Uncertainty Principles for the Strichartz Fourier transform on the Heisenberg Group
Arvish Dabra, Aparajita Dasgupta, Prerna Gulia
TL;DR
This paper develops a comprehensive uncertainty-principle framework for the Strichartz Fourier transform on the Heisenberg group $\mathbb{H}^n$, a scalar-valued analogue of the classical operator-valued transform. It extends key Euclidean results to the noncommutative setting by proving analogues of Benedicks' theorem, the Donoho–Stark principle, Price's local uncertainty, and a Beurling-type theorem, with Nazarov-type corollaries. The authors employ projections $P_V$ and $P_W$, dilation properties, and Laguerre/Bessel spectral tools to obtain quantitative bounds in the Strichartz context, bypassing operator-valued complications. The results illuminate how simultaneous localization is restricted in $\mathbb{H}^n$ under the Strichartz transform and provide a foundation for further extensions to H-type groups and beyond.
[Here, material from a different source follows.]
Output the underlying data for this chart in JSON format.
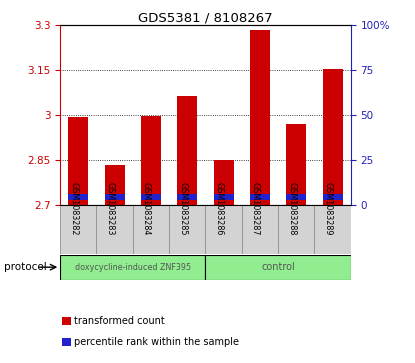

Overall, the work bridges Euclidean uncertainty principles and noncommutative harmonic analysis through a robust scalar transform framework.
Abstract
In this article, we establish several fundamental uncertainty principles for the Strichartz Fourier transform on the Heisenberg group, including Benedicks' theorem, the Donoho-Stark principle, the local uncertainty principle of Price, and a weak form of Beurling's theorem. The Strichartz Fourier transform, introduced by Thangavelu (2023), provides a scalar-valued analogue of the classical operator-valued Fourier transform on the Heisenberg group. We first prove an analogue of Benedicks' theorem asserting that a nonzero function and its Strichartz Fourier transform cannot both be supported on sets of finite measure. As a consequence, we obtain Nazarov's uncertainty inequality. We then establish the Donoho-Stark principle, providing quantitative bounds on simultaneous concentration in space and frequency, and extend the local uncertainty principle of Price to this framework. Finally, we present a weak form of Beurling's theorem for radial functions on the Heisenberg group.